Frey does a masterful job of balancing an ensemble cast. It helps that this is a sequel so there are fewer new characters to try and keep track of, but nevertheless, the characters are all distinct and developed, each with their various idiosyncrasies. I have a soft spot for Wyndham, though it’s hard to tell how much that’s just because he’s the closest to me in age. The book also prominently featured Alis, Forsyth and Pip’s daughter, who is not yet a toddler — and while it doesn’t overlook the difficulties of carting a baby around, she manages to be somewhat engaging even for a reader like me (I’m not wild about babies). Then again, they don’t smell or make loud noises through the pages of a book, so that would probably explain it.
In many ways the feminist elements of this book are subtler than the first one, or perhaps I was just expecting them this time. They’re not presented in such solid chunks of ranting, but are more about plot and smaller bits of dialogue. What does take centre stage is the notion of reading, and the power of interpretation and belief — faith that a hero beats a villain in the end. The characters are aware of themselves as featuring in a sequel, and they respond accordingly, yet where this might have seemed contrived it somehow worked.
It’s difficult not to draw a few comparisons with Inkheart again, especially with Elgar trying to find the right words to fix things like Fenoglio frantically patching up his own world. This is a more adult story, and it’s taking a different approach to the idea of being inside a fictional world, but I feel like people who grew up loving Inkheart because they wanted to be able to go into their favourite books might well enjoy this one.

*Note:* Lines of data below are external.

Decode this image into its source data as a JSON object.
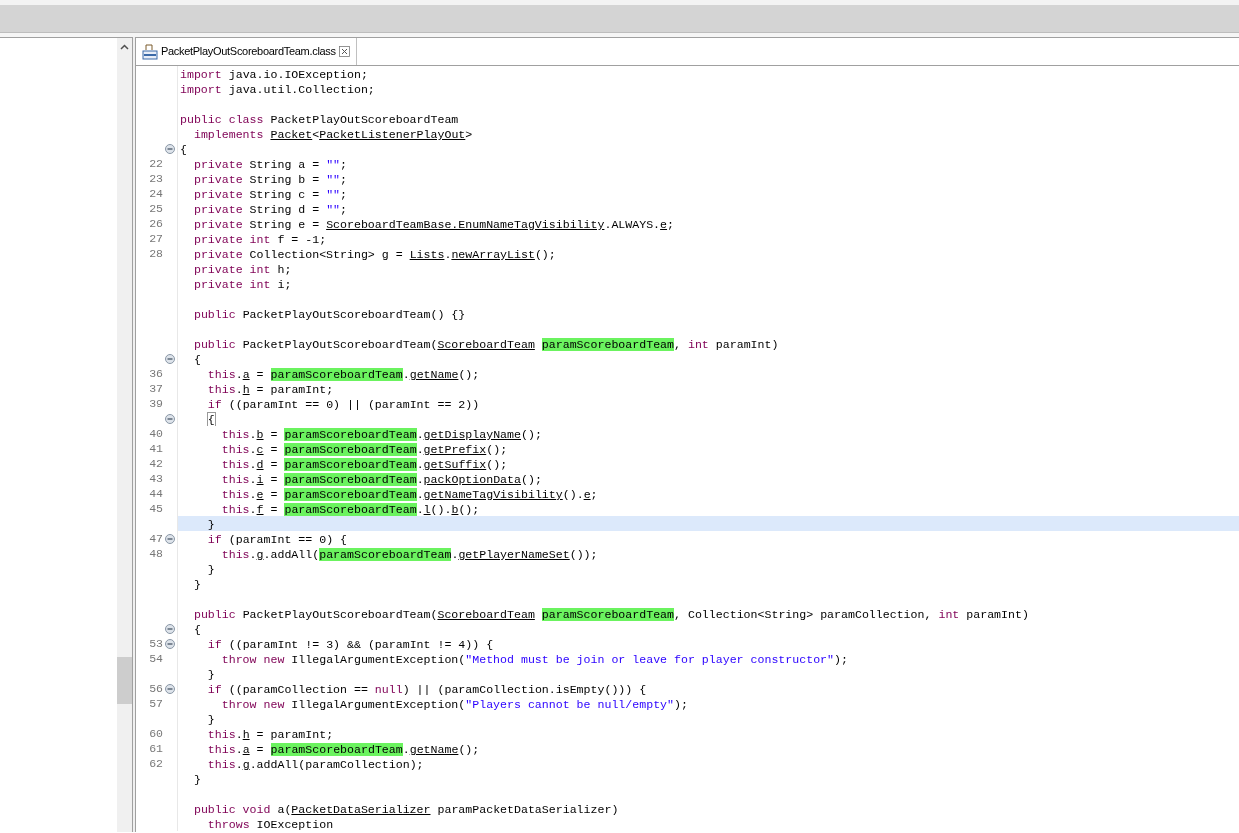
{
  "tab": {
    "label": "PacketPlayOutScoreboardTeam.class",
    "selected": true
  },
  "lines": [
    {
      "current": false,
      "segs": [
        {
          "kind": "kw",
          "text": "import"
        },
        {
          "kind": "p",
          "text": " java.io.IOException;"
        }
      ]
    },
    {
      "current": false,
      "segs": [
        {
          "kind": "kw",
          "text": "import"
        },
        {
          "kind": "p",
          "text": " java.util.Collection;"
        }
      ]
    },
    {
      "current": false
    },
    {
      "current": false,
      "segs": [
        {
          "kind": "kw",
          "text": "public class"
        },
        {
          "kind": "p",
          "text": " PacketPlayOutScoreboardTeam"
        }
      ]
    },
    {
      "current": false,
      "segs": [
        {
          "kind": "kw",
          "text": "  implements"
        },
        {
          "kind": "ref",
          "text": " Packet"
        },
        {
          "kind": "p",
          "text": "<"
        },
        {
          "kind": "ref",
          "text": "PacketListenerPlayOut"
        },
        {
          "kind": "p",
          "text": ">"
        }
      ]
    },
    {
      "current": false,
      "fold": true,
      "segs": [
        {
          "kind": "p",
          "text": "{"
        }
      ]
    },
    {
      "current": false,
      "n": "22",
      "segs": [
        {
          "kind": "kw",
          "text": "  private"
        },
        {
          "kind": "p",
          "text": " String a = "
        },
        {
          "kind": "str",
          "text": "\"\""
        },
        {
          "kind": "p",
          "text": ";"
        }
      ]
    },
    {
      "current": false,
      "n": "23",
      "segs": [
        {
          "kind": "kw",
          "text": "  private"
        },
        {
          "kind": "p",
          "text": " String b = "
        },
        {
          "kind": "str",
          "text": "\"\""
        },
        {
          "kind": "p",
          "text": ";"
        }
      ]
    },
    {
      "current": false,
      "n": "24",
      "segs": [
        {
          "kind": "kw",
          "text": "  private"
        },
        {
          "kind": "p",
          "text": " String c = "
        },
        {
          "kind": "str",
          "text": "\"\""
        },
        {
          "kind": "p",
          "text": ";"
        }
      ]
    },
    {
      "current": false,
      "n": "25",
      "segs": [
        {
          "kind": "kw",
          "text": "  private"
        },
        {
          "kind": "p",
          "text": " String d = "
        },
        {
          "kind": "str",
          "text": "\"\""
        },
        {
          "kind": "p",
          "text": ";"
        }
      ]
    },
    {
      "current": false,
      "n": "26",
      "segs": [
        {
          "kind": "kw",
          "text": "  private"
        },
        {
          "kind": "p",
          "text": " String e = "
        },
        {
          "kind": "ref",
          "text": "ScoreboardTeamBase.EnumNameTagVisibility"
        },
        {
          "kind": "p",
          "text": ".ALWAYS."
        },
        {
          "kind": "ref",
          "text": "e"
        },
        {
          "kind": "p",
          "text": ";"
        }
      ]
    },
    {
      "current": false,
      "n": "27",
      "segs": [
        {
          "kind": "kw",
          "text": "  private int"
        },
        {
          "kind": "p",
          "text": " f = -1;"
        }
      ]
    },
    {
      "current": false,
      "n": "28",
      "segs": [
        {
          "kind": "kw",
          "text": "  private"
        },
        {
          "kind": "p",
          "text": " Collection<String> g = "
        },
        {
          "kind": "ref",
          "text": "Lists"
        },
        {
          "kind": "p",
          "text": "."
        },
        {
          "kind": "ref",
          "text": "newArrayList"
        },
        {
          "kind": "p",
          "text": "();"
        }
      ]
    },
    {
      "current": false,
      "segs": [
        {
          "kind": "kw",
          "text": "  private int"
        },
        {
          "kind": "p",
          "text": " h;"
        }
      ]
    },
    {
      "current": false,
      "segs": [
        {
          "kind": "kw",
          "text": "  private int"
        },
        {
          "kind": "p",
          "text": " i;"
        }
      ]
    },
    {
      "current": false
    },
    {
      "current": false,
      "segs": [
        {
          "kind": "kw",
          "text": "  public"
        },
        {
          "kind": "p",
          "text": " PacketPlayOutScoreboardTeam() {}"
        }
      ]
    },
    {
      "current": false
    },
    {
      "current": false,
      "segs": [
        {
          "kind": "kw",
          "text": "  public"
        },
        {
          "kind": "p",
          "text": " PacketPlayOutScoreboardTeam("
        },
        {
          "kind": "ref",
          "text": "ScoreboardTeam"
        },
        {
          "kind": "hl",
          "text": " paramScoreboardTeam"
        },
        {
          "kind": "p",
          "text": ", "
        },
        {
          "kind": "kw",
          "text": "int"
        },
        {
          "kind": "p",
          "text": " paramInt)"
        }
      ]
    },
    {
      "current": false,
      "fold": true,
      "segs": [
        {
          "kind": "p",
          "text": "  {"
        }
      ]
    },
    {
      "current": false,
      "n": "36",
      "segs": [
        {
          "kind": "kw",
          "text": "    this"
        },
        {
          "kind": "p",
          "text": "."
        },
        {
          "kind": "ref",
          "text": "a"
        },
        {
          "kind": "p",
          "text": " = "
        },
        {
          "kind": "hl",
          "text": "paramScoreboardTeam"
        },
        {
          "kind": "p",
          "text": "."
        },
        {
          "kind": "ref",
          "text": "getName"
        },
        {
          "kind": "p",
          "text": "();"
        }
      ]
    },
    {
      "current": false,
      "n": "37",
      "segs": [
        {
          "kind": "kw",
          "text": "    this"
        },
        {
          "kind": "p",
          "text": "."
        },
        {
          "kind": "ref",
          "text": "h"
        },
        {
          "kind": "p",
          "text": " = paramInt;"
        }
      ]
    },
    {
      "current": false,
      "n": "39",
      "segs": [
        {
          "kind": "kw",
          "text": "    if"
        },
        {
          "kind": "p",
          "text": " ((paramInt == 0) || (paramInt == 2))"
        }
      ]
    },
    {
      "current": false,
      "fold": true,
      "segs": [
        {
          "kind": "match",
          "text": "    {"
        }
      ]
    },
    {
      "current": false,
      "n": "40",
      "segs": [
        {
          "kind": "kw",
          "text": "      this"
        },
        {
          "kind": "p",
          "text": "."
        },
        {
          "kind": "ref",
          "text": "b"
        },
        {
          "kind": "p",
          "text": " = "
        },
        {
          "kind": "hl",
          "text": "paramScoreboardTeam"
        },
        {
          "kind": "p",
          "text": "."
        },
        {
          "kind": "ref",
          "text": "getDisplayName"
        },
        {
          "kind": "p",
          "text": "();"
        }
      ]
    },
    {
      "current": false,
      "n": "41",
      "segs": [
        {
          "kind": "kw",
          "text": "      this"
        },
        {
          "kind": "p",
          "text": "."
        },
        {
          "kind": "ref",
          "text": "c"
        },
        {
          "kind": "p",
          "text": " = "
        },
        {
          "kind": "hl",
          "text": "paramScoreboardTeam"
        },
        {
          "kind": "p",
          "text": "."
        },
        {
          "kind": "ref",
          "text": "getPrefix"
        },
        {
          "kind": "p",
          "text": "();"
        }
      ]
    },
    {
      "current": false,
      "n": "42",
      "segs": [
        {
          "kind": "kw",
          "text": "      this"
        },
        {
          "kind": "p",
          "text": "."
        },
        {
          "kind": "ref",
          "text": "d"
        },
        {
          "kind": "p",
          "text": " = "
        },
        {
          "kind": "hl",
          "text": "paramScoreboardTeam"
        },
        {
          "kind": "p",
          "text": "."
        },
        {
          "kind": "ref",
          "text": "getSuffix"
        },
        {
          "kind": "p",
          "text": "();"
        }
      ]
    },
    {
      "current": false,
      "n": "43",
      "segs": [
        {
          "kind": "kw",
          "text": "      this"
        },
        {
          "kind": "p",
          "text": "."
        },
        {
          "kind": "ref",
          "text": "i"
        },
        {
          "kind": "p",
          "text": " = "
        },
        {
          "kind": "hl",
          "text": "paramScoreboardTeam"
        },
        {
          "kind": "p",
          "text": "."
        },
        {
          "kind": "ref",
          "text": "packOptionData"
        },
        {
          "kind": "p",
          "text": "();"
        }
      ]
    },
    {
      "current": false,
      "n": "44",
      "segs": [
        {
          "kind": "kw",
          "text": "      this"
        },
        {
          "kind": "p",
          "text": "."
        },
        {
          "kind": "ref",
          "text": "e"
        },
        {
          "kind": "p",
          "text": " = "
        },
        {
          "kind": "hl",
          "text": "paramScoreboardTeam"
        },
        {
          "kind": "p",
          "text": "."
        },
        {
          "kind": "ref",
          "text": "getNameTagVisibility"
        },
        {
          "kind": "p",
          "text": "()."
        },
        {
          "kind": "ref",
          "text": "e"
        },
        {
          "kind": "p",
          "text": ";"
        }
      ]
    },
    {
      "current": false,
      "n": "45",
      "segs": [
        {
          "kind": "kw",
          "text": "      this"
        },
        {
          "kind": "p",
          "text": "."
        },
        {
          "kind": "ref",
          "text": "f"
        },
        {
          "kind": "p",
          "text": " = "
        },
        {
          "kind": "hl",
          "text": "paramScoreboardTeam"
        },
        {
          "kind": "p",
          "text": "."
        },
        {
          "kind": "ref",
          "text": "l"
        },
        {
          "kind": "p",
          "text": "()."
        },
        {
          "kind": "ref",
          "text": "b"
        },
        {
          "kind": "p",
          "text": "();"
        }
      ]
    },
    {
      "current": true,
      "segs": [
        {
          "kind": "p",
          "text": "    }"
        }
      ]
    },
    {
      "current": false,
      "n": "47",
      "fold": true,
      "segs": [
        {
          "kind": "kw",
          "text": "    if"
        },
        {
          "kind": "p",
          "text": " (paramInt == 0) {"
        }
      ]
    },
    {
      "current": false,
      "n": "48",
      "segs": [
        {
          "kind": "kw",
          "text": "      this"
        },
        {
          "kind": "p",
          "text": "."
        },
        {
          "kind": "ref",
          "text": "g"
        },
        {
          "kind": "p",
          "text": ".addAll("
        },
        {
          "kind": "hl",
          "text": "paramScoreboardTeam"
        },
        {
          "kind": "p",
          "text": "."
        },
        {
          "kind": "ref",
          "text": "getPlayerNameSet"
        },
        {
          "kind": "p",
          "text": "());"
        }
      ]
    },
    {
      "current": false,
      "segs": [
        {
          "kind": "p",
          "text": "    }"
        }
      ]
    },
    {
      "current": false,
      "segs": [
        {
          "kind": "p",
          "text": "  }"
        }
      ]
    },
    {
      "current": false
    },
    {
      "current": false,
      "segs": [
        {
          "kind": "kw",
          "text": "  public"
        },
        {
          "kind": "p",
          "text": " PacketPlayOutScoreboardTeam("
        },
        {
          "kind": "ref",
          "text": "ScoreboardTeam"
        },
        {
          "kind": "hl",
          "text": " paramScoreboardTeam"
        },
        {
          "kind": "p",
          "text": ", Collection<String> paramCollection, "
        },
        {
          "kind": "kw",
          "text": "int"
        },
        {
          "kind": "p",
          "text": " paramInt)"
        }
      ]
    },
    {
      "current": false,
      "fold": true,
      "segs": [
        {
          "kind": "p",
          "text": "  {"
        }
      ]
    },
    {
      "current": false,
      "n": "53",
      "fold": true,
      "segs": [
        {
          "kind": "kw",
          "text": "    if"
        },
        {
          "kind": "p",
          "text": " ((paramInt != 3) && (paramInt != 4)) {"
        }
      ]
    },
    {
      "current": false,
      "n": "54",
      "segs": [
        {
          "kind": "kw",
          "text": "      throw new"
        },
        {
          "kind": "p",
          "text": " IllegalArgumentException("
        },
        {
          "kind": "str",
          "text": "\"Method must be join or leave for player constructor\""
        },
        {
          "kind": "p",
          "text": ");"
        }
      ]
    },
    {
      "current": false,
      "segs": [
        {
          "kind": "p",
          "text": "    }"
        }
      ]
    },
    {
      "current": false,
      "n": "56",
      "fold": true,
      "segs": [
        {
          "kind": "kw",
          "text": "    if"
        },
        {
          "kind": "p",
          "text": " ((paramCollection == "
        },
        {
          "kind": "kw",
          "text": "null"
        },
        {
          "kind": "p",
          "text": ") || (paramCollection.isEmpty())) {"
        }
      ]
    },
    {
      "current": false,
      "n": "57",
      "segs": [
        {
          "kind": "kw",
          "text": "      throw new"
        },
        {
          "kind": "p",
          "text": " IllegalArgumentException("
        },
        {
          "kind": "str",
          "text": "\"Players cannot be null/empty\""
        },
        {
          "kind": "p",
          "text": ");"
        }
      ]
    },
    {
      "current": false,
      "segs": [
        {
          "kind": "p",
          "text": "    }"
        }
      ]
    },
    {
      "current": false,
      "n": "60",
      "segs": [
        {
          "kind": "kw",
          "text": "    this"
        },
        {
          "kind": "p",
          "text": "."
        },
        {
          "kind": "ref",
          "text": "h"
        },
        {
          "kind": "p",
          "text": " = paramInt;"
        }
      ]
    },
    {
      "current": false,
      "n": "61",
      "segs": [
        {
          "kind": "kw",
          "text": "    this"
        },
        {
          "kind": "p",
          "text": "."
        },
        {
          "kind": "ref",
          "text": "a"
        },
        {
          "kind": "p",
          "text": " = "
        },
        {
          "kind": "hl",
          "text": "paramScoreboardTeam"
        },
        {
          "kind": "p",
          "text": "."
        },
        {
          "kind": "ref",
          "text": "getName"
        },
        {
          "kind": "p",
          "text": "();"
        }
      ]
    },
    {
      "current": false,
      "n": "62",
      "segs": [
        {
          "kind": "kw",
          "text": "    this"
        },
        {
          "kind": "p",
          "text": "."
        },
        {
          "kind": "ref",
          "text": "g"
        },
        {
          "kind": "p",
          "text": ".addAll(paramCollection);"
        }
      ]
    },
    {
      "current": false,
      "segs": [
        {
          "kind": "p",
          "text": "  }"
        }
      ]
    },
    {
      "current": false
    },
    {
      "current": false,
      "segs": [
        {
          "kind": "kw",
          "text": "  public void"
        },
        {
          "kind": "p",
          "text": " a("
        },
        {
          "kind": "ref",
          "text": "PacketDataSerializer"
        },
        {
          "kind": "p",
          "text": " paramPacketDataSerializer)"
        }
      ]
    },
    {
      "current": false,
      "segs": [
        {
          "kind": "kw",
          "text": "    throws"
        },
        {
          "kind": "p",
          "text": " IOException"
        }
      ]
    }
  ]
}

Some of the time I felt that the book was a little long — like the first one, it’s a pretty sizeable tome, although I don’t know the page count. And part of that was because of the dramatic irony of knowing far more than the characters, so not having the same sense of tension about trying to find out the truth. That said, when the end came I still found myself sad that it was over (even though it was 2:36am and I definitely should have gone to bed and finished it in the morning. I MAKE POOR LIFE CHOICES). I think I’m mostly just not used to reading longer fiction these days because I tend to opt for quick reads.
Anyway, I would hazard that I enjoyed this more than the first: I knew what to expect, and it also played more closely to my tastes (plus, very little explicit sex). If you’re into self-aware fantasy that isn’t afraid to dig into the issues of the genre, this could be a series for you.